Concerts, La Scène, Musique symphonique

Paris. Théâtre des Champs-Élysées. 20-I-2007. Wolfgang Amadeus Mozart (1756-1791) : Symphonie concertante pour hautbois, clarinette, cor et basson en mi bémol majeur, K. 297B. Gustav Mahler (1860-1911) : Das Klagende lied. Nora Cismondi, hautbois ; Patrick Messina, clarinette ; Vincent Léonard, cor ; Philippe Hanon, basson ; Twyla Robinson, soprano ; Iris Vermillion, alto ; Endrik Wottrich, ténor ; Henk Neven, baryton. Orchestre National de France, direction  : Jaap van Zweden.

pour un Mahler in extenso

Suivant une direction intelligible, si claire que la Symphonie concertante pour hautbois, clarinette, cor et basson semble imposer une sorte de doxa timbrique relativement serrée. De telle sorte que les phrases, enjambées, donnent à l’effilement de la partition une vitalité paradoxale et tellurique. Les articulations sont plus que modérées, cependant violentes, tant l’ambiance est voulue aérienne, dans l’Adagio. La capacité des interprètes à faire style unique est exemplaire (c’est-à-dire péniblement réaliste), tellement que cela peut paraître incroyable. Dans l’Andantino con variazioni, le hautbois brave les aspérités que pourrait assez naturellement lui apporter sa relative surexposition, sa présence étant chaque cruciale (à cause de la complicité de Mozart avec le hautboïste Friedrich Ramm, dit le programme). Mais c’est surtout dans les répétitives répétitions de ce dernier mouvement que s’appuient les doutes les plus emportés sur l’authenticité de la partition.
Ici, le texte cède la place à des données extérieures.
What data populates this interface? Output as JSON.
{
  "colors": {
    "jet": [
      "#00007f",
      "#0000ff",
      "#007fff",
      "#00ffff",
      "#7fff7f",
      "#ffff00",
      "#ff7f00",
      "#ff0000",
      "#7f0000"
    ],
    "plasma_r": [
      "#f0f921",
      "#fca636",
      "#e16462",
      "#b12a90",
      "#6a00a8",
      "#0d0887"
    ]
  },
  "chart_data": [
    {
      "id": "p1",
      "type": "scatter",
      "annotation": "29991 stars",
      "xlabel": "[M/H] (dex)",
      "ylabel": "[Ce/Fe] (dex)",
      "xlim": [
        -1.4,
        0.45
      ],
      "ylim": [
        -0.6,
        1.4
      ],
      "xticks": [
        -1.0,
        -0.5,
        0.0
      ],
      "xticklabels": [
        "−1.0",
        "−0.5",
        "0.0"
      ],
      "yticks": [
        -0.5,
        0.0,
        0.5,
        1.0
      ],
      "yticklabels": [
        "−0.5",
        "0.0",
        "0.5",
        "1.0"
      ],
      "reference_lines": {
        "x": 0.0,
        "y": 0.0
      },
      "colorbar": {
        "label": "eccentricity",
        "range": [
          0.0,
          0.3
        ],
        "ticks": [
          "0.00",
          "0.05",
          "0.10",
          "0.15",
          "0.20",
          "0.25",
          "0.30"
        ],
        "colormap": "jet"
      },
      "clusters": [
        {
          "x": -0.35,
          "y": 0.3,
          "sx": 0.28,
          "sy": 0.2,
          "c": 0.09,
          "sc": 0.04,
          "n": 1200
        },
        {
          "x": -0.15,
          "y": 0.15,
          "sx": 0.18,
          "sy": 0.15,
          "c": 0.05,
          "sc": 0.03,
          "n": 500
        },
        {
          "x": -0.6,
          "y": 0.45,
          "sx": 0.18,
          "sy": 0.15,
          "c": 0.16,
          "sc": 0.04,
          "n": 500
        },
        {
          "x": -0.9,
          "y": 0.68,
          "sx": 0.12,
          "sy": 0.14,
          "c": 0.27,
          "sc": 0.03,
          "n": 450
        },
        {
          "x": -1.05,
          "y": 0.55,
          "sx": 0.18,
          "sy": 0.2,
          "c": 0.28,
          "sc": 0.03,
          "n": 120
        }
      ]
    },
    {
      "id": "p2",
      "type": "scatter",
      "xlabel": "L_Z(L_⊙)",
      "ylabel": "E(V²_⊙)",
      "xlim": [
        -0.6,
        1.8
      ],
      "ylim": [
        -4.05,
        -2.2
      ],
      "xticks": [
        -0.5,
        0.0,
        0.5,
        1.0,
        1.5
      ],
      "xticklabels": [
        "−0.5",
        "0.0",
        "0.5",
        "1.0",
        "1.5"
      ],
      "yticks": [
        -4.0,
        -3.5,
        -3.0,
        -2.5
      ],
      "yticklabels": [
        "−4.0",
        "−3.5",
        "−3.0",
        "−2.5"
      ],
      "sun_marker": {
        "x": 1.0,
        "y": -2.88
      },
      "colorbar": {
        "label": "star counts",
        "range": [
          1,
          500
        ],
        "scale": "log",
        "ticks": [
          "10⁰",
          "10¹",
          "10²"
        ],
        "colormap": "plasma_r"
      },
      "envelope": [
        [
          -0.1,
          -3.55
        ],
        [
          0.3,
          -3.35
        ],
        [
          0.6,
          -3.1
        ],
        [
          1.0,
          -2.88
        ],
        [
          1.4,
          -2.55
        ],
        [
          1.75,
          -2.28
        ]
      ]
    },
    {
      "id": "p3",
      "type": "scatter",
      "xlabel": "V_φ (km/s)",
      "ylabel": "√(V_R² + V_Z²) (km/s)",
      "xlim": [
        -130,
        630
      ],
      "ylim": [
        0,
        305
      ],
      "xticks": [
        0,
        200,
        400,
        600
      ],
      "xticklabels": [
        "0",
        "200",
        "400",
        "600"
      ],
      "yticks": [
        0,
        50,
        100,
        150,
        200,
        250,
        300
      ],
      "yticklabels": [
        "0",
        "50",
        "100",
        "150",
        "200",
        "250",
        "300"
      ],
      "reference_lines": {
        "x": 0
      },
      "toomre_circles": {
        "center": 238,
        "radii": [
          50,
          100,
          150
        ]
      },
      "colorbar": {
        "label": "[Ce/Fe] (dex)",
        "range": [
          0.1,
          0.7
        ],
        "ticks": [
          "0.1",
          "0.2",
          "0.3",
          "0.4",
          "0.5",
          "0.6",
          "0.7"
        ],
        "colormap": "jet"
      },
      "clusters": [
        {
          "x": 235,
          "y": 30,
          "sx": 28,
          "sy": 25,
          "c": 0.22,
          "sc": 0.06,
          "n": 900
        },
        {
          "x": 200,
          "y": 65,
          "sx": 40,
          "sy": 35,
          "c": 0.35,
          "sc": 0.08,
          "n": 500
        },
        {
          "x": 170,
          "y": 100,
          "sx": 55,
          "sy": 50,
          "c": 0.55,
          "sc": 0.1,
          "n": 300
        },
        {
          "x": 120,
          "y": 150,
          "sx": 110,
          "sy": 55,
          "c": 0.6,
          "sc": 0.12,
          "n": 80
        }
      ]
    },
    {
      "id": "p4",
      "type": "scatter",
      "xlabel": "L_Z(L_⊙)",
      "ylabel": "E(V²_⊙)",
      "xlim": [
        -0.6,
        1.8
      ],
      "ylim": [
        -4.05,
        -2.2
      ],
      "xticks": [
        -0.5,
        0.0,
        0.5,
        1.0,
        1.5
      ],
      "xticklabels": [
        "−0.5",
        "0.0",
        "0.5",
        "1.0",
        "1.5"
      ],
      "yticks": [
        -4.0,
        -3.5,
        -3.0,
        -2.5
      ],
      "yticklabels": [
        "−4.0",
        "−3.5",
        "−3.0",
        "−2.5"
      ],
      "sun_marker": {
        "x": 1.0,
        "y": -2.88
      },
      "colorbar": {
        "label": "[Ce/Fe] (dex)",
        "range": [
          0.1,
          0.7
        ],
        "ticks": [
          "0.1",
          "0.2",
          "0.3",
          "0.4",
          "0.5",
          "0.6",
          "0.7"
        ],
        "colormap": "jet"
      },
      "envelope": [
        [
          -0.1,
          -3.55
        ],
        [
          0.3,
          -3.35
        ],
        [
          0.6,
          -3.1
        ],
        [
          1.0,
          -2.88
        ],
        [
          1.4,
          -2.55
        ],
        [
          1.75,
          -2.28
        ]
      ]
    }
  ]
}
Aussi, le point commun le plus fort entre les deux œuvres au programme du concert, est sûrement l’âge du compositeur : Mozart avait vingt-deux ans quand il écrit tout ou partie de la Symphonie concertante pour hautbois, clarinette, cor et basson, Mahler n’avait pas vingt ans au moment où il écrit le texte et la musique de sa cantate Das klagende Lied. Mais si l’authenticité de la partition de Mahler ne souffre aucun doute, la légitimité des interprétations de son intégralité fait débat. Car après ses déconvenues lors de ses premières représentations, au moment de publier l’œuvre à Vienne en 1900, entre autres modifications, Mahler en retire un bon tiers (le début), que ne rétablira le premier qu’en 1935 Alfred Rosé, neveu de Mahler. En respect avec le compositeur et les consignes musicologiques de convenance, quand Eschenbach et l’ ont joué l’œuvre à Mogador il y a trois ans, c’était la version retouchée, pour ne pas dire écourtée. En 2007, la curiosité l’a emportée et, nettement, valait le détour. Certes, comme s’il fallait se chauffer, comme si partait avec une Idée à incarner dans sa direction, dans le début (le passage justement si rare), l’orchestre paraissait-il plus lourdaud que le chef ne l’appelait, alors que toutes les couleurs y étaient, contrastées et réjouissantes. Et si les solistes pouvaient paraître un peu soufflés par un ouvrage ample et passionnant, c’est aussi que le livret ne donne pas toujours envie de la ramener, quand les germes du chœur et de l’orchestre sont si bien enveloppés.